To Make God Laugh

Wendy Hornsby

There are so many old saws, adages, and at least one charming poem about the folly of expecting life to follow a carefully devised plan that I don’t quite know where to begin.  Robert Burns, maybe:  “The best laid schemes o’ mice an’ men / Gang aft agley.”  Or Woody Allen, “If you want to hear God laugh, tell him your plans.”

Paul and I should have known better, but we devised what looked like a pretty good plan for the near future.  We sold our house and had thirty days to vacate.  At that point we would be roughly thirty days from the due date of my first grandson.  So, here’s the plan:  We would put everything into storage and a rent a charming but tiny cottage in the town where we hoped to relocate for the interim month until the baby came.  Taste some local wine, relax, house hunt, take long naps were the items on our agenda. 

After the cottage month we would decamp to Menlo Park to wait for the baby.  After arrived, assuming the plan would stay on track and before we had made total nuisances of ourselves, we would leave baby smooching to the new parents and move into our new, permanent home.    

The rented cottage we found, set among lush vineyards, is charming but is, indeed, tiny.   We knew we had to be efficient about what we took with us.  We made a list of basic kitchen tools we’d need to prepare meals in the ill-equipped kitchen.  There wouldn’t be a separate space for an office, but we figured out where to set up our computers.  And closet space?  Not much.  We’d decided that our time in the cottage would be like an elegant campout:  good bed, well-appointed bathroom, Wi-Fi, satellite TV, and various other necessities.  Just not a lot of space, and no room service.

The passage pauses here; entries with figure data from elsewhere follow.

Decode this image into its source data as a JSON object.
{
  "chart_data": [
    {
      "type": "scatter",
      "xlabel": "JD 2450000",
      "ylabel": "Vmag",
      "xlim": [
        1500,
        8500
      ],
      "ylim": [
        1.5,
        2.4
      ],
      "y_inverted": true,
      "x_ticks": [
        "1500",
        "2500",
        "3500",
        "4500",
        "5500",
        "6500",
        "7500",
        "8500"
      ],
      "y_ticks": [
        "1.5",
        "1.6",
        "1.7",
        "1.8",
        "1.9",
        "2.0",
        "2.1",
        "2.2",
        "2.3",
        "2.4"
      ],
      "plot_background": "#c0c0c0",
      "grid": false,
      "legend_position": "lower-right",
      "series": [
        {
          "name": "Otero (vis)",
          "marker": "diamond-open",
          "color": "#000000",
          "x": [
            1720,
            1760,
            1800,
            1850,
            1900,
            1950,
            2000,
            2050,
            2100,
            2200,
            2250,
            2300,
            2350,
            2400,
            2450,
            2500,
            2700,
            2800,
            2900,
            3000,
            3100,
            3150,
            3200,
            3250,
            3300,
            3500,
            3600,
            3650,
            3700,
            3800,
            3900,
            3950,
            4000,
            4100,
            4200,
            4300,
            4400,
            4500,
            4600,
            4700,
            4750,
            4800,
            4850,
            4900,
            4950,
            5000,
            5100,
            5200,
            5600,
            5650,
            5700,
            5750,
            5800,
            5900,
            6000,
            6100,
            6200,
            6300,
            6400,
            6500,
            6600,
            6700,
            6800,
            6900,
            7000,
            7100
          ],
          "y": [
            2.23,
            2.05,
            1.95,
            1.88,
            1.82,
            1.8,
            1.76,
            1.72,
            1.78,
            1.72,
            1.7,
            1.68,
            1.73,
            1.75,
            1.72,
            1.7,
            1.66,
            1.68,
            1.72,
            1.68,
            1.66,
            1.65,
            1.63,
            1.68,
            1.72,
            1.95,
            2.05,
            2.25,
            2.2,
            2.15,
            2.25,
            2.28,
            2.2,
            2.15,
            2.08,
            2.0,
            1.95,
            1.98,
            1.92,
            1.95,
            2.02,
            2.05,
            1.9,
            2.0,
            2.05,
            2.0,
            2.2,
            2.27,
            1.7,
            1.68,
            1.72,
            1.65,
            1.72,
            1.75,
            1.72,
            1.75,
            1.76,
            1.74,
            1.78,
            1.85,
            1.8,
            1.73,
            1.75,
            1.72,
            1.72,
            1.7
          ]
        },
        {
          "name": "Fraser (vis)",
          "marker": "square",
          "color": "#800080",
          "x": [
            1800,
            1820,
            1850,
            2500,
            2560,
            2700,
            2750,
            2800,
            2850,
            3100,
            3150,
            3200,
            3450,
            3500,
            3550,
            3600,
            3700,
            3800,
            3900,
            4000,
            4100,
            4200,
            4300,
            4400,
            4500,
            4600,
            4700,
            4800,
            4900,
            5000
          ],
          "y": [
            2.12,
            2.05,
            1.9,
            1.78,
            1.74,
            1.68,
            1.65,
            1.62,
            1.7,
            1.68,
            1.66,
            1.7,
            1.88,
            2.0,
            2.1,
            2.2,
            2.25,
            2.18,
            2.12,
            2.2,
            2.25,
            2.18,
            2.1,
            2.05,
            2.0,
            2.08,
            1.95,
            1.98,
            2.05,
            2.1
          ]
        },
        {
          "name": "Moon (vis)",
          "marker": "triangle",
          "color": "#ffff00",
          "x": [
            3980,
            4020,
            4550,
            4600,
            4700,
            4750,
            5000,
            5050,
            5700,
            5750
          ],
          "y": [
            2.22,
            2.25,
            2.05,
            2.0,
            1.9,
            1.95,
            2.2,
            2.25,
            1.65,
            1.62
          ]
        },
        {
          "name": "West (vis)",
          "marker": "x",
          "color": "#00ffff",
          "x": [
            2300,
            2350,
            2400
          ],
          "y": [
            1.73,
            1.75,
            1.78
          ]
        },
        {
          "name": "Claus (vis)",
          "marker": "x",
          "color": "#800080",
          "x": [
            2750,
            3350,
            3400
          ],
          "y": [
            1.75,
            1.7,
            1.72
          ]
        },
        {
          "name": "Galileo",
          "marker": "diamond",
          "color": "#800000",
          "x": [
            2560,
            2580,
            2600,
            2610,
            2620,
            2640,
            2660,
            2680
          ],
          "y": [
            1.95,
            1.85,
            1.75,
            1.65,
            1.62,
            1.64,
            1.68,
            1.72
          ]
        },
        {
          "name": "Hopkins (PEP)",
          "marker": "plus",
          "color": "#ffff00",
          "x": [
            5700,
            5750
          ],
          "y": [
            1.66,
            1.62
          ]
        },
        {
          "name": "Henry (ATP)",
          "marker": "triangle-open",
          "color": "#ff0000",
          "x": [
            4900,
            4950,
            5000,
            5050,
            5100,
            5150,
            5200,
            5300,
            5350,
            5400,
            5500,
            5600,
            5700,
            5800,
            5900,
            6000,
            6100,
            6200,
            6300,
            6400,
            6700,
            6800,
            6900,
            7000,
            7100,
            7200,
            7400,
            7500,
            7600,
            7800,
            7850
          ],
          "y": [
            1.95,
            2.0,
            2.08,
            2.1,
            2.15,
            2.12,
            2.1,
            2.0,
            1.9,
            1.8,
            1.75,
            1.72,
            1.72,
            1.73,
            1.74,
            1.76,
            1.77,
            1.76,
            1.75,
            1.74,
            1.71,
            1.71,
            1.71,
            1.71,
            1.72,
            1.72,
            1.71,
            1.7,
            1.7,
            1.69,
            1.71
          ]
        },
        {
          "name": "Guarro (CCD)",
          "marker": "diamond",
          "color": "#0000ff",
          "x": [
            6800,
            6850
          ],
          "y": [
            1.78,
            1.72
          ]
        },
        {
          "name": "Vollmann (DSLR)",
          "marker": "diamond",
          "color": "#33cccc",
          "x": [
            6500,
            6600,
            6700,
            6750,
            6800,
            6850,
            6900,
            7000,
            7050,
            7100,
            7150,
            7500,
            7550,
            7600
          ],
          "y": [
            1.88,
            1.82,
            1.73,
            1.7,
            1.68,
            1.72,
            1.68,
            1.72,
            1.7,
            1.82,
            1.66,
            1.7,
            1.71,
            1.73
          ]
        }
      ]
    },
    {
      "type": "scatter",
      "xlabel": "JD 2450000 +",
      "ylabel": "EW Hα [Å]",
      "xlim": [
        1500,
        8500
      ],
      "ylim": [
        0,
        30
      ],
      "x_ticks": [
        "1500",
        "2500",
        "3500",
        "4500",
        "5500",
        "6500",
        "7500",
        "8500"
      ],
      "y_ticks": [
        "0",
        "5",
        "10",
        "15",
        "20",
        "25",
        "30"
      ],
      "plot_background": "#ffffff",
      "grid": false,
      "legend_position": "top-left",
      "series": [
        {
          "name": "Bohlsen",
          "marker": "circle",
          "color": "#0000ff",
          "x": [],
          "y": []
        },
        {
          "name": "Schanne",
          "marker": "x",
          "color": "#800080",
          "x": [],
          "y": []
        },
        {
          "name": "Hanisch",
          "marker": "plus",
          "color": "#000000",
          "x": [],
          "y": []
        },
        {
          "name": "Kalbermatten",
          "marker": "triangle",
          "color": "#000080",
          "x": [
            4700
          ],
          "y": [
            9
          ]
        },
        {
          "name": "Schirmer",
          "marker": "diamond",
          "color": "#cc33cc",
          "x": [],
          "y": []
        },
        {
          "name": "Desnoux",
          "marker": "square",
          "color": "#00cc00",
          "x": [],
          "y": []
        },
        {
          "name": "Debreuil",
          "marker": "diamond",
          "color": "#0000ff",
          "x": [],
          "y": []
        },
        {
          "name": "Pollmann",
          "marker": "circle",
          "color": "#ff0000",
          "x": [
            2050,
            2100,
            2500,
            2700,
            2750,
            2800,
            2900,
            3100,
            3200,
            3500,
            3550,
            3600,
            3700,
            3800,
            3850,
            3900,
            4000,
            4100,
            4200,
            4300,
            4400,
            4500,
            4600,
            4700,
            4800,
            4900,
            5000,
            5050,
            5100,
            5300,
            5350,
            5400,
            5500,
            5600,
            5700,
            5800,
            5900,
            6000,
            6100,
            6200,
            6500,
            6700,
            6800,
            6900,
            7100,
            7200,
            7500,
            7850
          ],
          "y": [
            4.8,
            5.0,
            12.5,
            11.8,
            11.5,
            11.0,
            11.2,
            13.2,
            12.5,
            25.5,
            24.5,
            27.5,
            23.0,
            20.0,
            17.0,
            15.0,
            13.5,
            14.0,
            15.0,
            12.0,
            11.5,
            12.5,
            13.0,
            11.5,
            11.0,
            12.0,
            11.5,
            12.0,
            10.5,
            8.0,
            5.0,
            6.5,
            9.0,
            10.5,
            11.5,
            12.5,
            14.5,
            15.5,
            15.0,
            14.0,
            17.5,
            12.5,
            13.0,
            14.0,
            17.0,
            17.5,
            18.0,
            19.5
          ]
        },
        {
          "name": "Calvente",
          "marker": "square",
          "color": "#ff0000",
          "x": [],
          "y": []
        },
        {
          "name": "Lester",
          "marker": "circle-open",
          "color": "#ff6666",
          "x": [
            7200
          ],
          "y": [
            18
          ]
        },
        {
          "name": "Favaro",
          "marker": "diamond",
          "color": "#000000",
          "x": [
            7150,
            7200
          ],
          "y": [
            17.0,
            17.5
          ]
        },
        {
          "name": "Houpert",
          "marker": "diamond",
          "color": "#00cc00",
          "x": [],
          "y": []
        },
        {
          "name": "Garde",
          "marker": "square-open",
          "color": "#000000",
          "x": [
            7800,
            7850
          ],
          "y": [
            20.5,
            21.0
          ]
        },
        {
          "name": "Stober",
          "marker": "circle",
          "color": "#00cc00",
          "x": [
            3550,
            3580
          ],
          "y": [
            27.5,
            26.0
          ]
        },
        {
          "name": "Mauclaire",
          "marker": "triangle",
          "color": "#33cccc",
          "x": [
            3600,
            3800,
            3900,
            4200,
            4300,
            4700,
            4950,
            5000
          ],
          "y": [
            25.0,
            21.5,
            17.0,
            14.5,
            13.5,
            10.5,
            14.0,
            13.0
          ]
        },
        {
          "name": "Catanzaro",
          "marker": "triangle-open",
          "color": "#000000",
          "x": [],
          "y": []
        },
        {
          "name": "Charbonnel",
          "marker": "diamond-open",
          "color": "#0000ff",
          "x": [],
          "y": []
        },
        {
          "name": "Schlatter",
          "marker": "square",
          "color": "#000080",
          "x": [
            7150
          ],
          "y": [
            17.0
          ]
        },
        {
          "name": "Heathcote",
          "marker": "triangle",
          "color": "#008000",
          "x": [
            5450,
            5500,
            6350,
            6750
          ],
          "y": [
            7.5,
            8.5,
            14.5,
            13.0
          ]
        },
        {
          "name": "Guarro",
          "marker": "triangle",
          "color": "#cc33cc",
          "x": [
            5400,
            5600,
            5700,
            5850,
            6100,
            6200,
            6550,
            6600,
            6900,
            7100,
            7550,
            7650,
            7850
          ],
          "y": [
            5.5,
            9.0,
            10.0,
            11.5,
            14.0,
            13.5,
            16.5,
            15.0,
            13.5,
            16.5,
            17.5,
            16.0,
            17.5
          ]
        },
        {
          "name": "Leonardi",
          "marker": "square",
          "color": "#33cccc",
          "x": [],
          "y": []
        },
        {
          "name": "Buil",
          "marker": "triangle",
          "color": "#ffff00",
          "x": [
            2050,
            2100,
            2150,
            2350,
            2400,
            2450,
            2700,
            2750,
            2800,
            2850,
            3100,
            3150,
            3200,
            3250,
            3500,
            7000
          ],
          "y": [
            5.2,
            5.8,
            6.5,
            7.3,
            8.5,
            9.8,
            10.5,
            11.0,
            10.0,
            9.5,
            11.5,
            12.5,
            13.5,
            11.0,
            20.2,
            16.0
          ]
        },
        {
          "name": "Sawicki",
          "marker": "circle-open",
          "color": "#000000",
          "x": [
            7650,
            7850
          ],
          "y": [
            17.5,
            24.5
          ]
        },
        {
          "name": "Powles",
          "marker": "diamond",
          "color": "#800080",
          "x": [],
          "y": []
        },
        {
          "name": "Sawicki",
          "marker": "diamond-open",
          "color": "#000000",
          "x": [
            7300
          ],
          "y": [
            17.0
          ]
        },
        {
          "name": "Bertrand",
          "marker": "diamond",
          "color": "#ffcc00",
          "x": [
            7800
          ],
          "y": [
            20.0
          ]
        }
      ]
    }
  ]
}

We felt as if we were headed off on something of an adventure into terra incognita, like Jack Aubrey at the helm of The Surprise, happily expectant and, we hoped, well armed for whatever we might find just over the horizon.

Did you hear God laugh just then? 

The phone rang late one night during the first week of August.  My grandson had plans of his own; he wasn’t waiting until September to appear.  Come now, my son-in-law told us.

In the middle of the night there was, blessedly, no traffic.  On long, black freeway stretches as we sped toward the hospital in Palo Alto, our only company was CalTrans workers and truckers and the sort of dark fears that parents have when their children might be in peril.  There was comfort in knowing that they were in good hands at Stanford’s Lucile Packard Children’s Hospital.  But I’ve earned a living with my imagination for far too long to be comforted by cold reason.  Paul was a brick, quiet and reassuring.  I was a mess.

God also smiles.  My daughter is fine.   The baby, Oliver, needed to finish cooking some under the watchful care of the neonatal unit staff before he could go home with his parents, but there were no big worries.  After his mother went home, Oliver simply stayed on at Stanford for a little post-doc work. 

Ollie went home last weekend.  He’s now round and rosy cheeked and absolutely adorable.  His parents are tired but justifiably proud.  The grandmother is still a work in progress, but recovering.  And couldn’t be happier. 

Except, we’re committed to the tiny yet picturesque cottage for the next month.  I’ll let you know how that works out.